第31話 幸せになるために

 ELレアル・ベティス対ノッティンガム・フォレストが行なわれ、2−2の引き分けと相成った。話題となったのは、2点。



 フォレストのボール保持率が63.6%と高い数値を記録した事。

 これは前監督ヌーノ・エスピリト・サントの時のスタイルとは真逆で、早くもアンジェ・ポステコグルー監督の色が出ている事を証明する数値だ。

 それは1点目の崩しなどプレーにも表れていたそうで、チーム全体のプレーをポステコグルーも喜んでいた。


 このポステコグルーのチームに戦術を浸透させる力、チームを自分の色に染め上げる力は本当に凄いものだ。

 チームが思うように動かずにストレスを溜める監督も多いが、ポステコグルーは直ぐにチームを”アンジェ色“にしてしまう。


 勝敗や最終的な結果は当然別の話となるが、もう暫くはアンジェボールと呼ばれるアタッキング・フットボールを楽しむことが出来そうだ。



 ベティスの2点目・同点弾となるゴールを決めたのが、デッドラインデーに待望の再移籍を果たした

アントニーだ。

 マンチェスター・ユナイテッドで受けた冷遇からの華々しいカムバックとなった。


 ベティスは選手に優しいクラブだ。そのせいかは分からないが、かつてビッグクラブにいた有名選手も在籍している。

 元レアル・マドリードのMFイスコや元アーセナルでベンゲル政権末期の右SBエクトル・ベジェリン。

そしてユナイテッドからアントニーが加わった。


 ベティスはスペイン・アンダルシア州セヴィージャにあるクラブ。

 同地にはセヴィージャFCもあって、こちらの方が格上だ。なんせディエゴ・マラドーナが在籍したいた事もある。

 一方ベティスは、どちらかと言えば社会的弱者に応援されるアットホームな小クラブだ。

 このクラブが他のクラブと一線を画しているのは、ファンの性質だ。

 クラブを勝ったら喜び負けたら怒るといったストレスや欲求不満の捌け口としてではなく、苦楽を共にする同志・仲間として捉えている。

 ファンの合言葉は“ビバ・ベティス、たとえ敗れようとも”だ。たとえ敗戦後でもチームを讃える。


 ユナイテッドで苦しんでいる姿をさんざん見せられてきたので、アントニーには幸せになって欲しいとつい思ってしまう。


 ユナイテッドでの苦労はアントニーだけのせいではなく、ピッチ上でのサポート不足のせいもある。

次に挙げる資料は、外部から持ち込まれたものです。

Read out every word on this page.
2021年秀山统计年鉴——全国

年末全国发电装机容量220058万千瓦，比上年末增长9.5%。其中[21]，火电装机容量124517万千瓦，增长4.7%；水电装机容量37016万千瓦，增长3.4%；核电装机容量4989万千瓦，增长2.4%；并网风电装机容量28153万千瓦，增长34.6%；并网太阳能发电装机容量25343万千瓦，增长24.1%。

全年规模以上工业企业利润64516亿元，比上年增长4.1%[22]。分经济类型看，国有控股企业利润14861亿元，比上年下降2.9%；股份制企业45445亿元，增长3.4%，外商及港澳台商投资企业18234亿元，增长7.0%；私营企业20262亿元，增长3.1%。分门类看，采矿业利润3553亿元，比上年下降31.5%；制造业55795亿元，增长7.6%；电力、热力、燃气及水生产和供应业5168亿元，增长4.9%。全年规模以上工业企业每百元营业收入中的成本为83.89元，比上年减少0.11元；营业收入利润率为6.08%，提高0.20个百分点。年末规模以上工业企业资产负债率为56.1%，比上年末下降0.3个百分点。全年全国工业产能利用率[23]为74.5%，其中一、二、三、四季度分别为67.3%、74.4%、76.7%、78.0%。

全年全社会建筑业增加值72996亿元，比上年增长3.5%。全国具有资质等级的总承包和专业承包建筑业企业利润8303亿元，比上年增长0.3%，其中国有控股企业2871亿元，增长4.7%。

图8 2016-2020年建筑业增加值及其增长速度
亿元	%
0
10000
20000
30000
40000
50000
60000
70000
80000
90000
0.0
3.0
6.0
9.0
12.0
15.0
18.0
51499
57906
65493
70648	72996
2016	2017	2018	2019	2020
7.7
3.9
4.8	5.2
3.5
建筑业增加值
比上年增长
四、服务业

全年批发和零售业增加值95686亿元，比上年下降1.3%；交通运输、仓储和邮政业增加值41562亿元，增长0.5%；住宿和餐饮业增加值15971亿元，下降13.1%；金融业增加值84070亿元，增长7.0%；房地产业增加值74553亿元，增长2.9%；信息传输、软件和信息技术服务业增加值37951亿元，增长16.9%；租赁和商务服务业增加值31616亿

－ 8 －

 アントニーへの批判は、ゴールとアシストのポイントとクロスボールの少なさだった。

 しかし逆足WGのクロスボール数は少ないのが普通だ。パスを繋ぐサッカーをしていたので、早いタイミングのクロスボールも難しかったはずだ。


 アントニーにとっての問題は、アヤックス・アムステルダム在籍時にいた現アーセナルのユリエン・ティンバーの様なワイドに開いてサポートしてくれる選手がいなかったことだ。

 何故ならアントニーが本当に得意なエリアはタッチライン際ではなく、右ハーフスペースとボックス右側だからだ。

 そこでの連携やシュートが本来の持ち味で、それが出来なかったのことが問題だった。

 

 日本代表で例えるなら、堂安律をタッチライン際に置いてゴールやアシストが少ないと文句を言うよりなものだ。

 もっとわかりやすくすると、本田圭佑をタッチライン際に置いたら、何が出来る?ということだ。


 こういうサポートをしなかったのがユナイテッドであり前監督のエリック・テン・ハフだった。

 なのでユナイテッドでの結果は、単純にアントニーの力不足だけとは言えないと思う。


 幸いベティスにはベジェリンがいてアントニーの右側を走り込んでくれるし、監督は名将マヌエル・ペジェグリーニだ。

 アントニーは今気持ち良さそうにプレーしているので、見ているのが楽しい。


 今アントニーは「自分は悟りを開いた」と言っている。まぁそうなんだろう、お幸せに。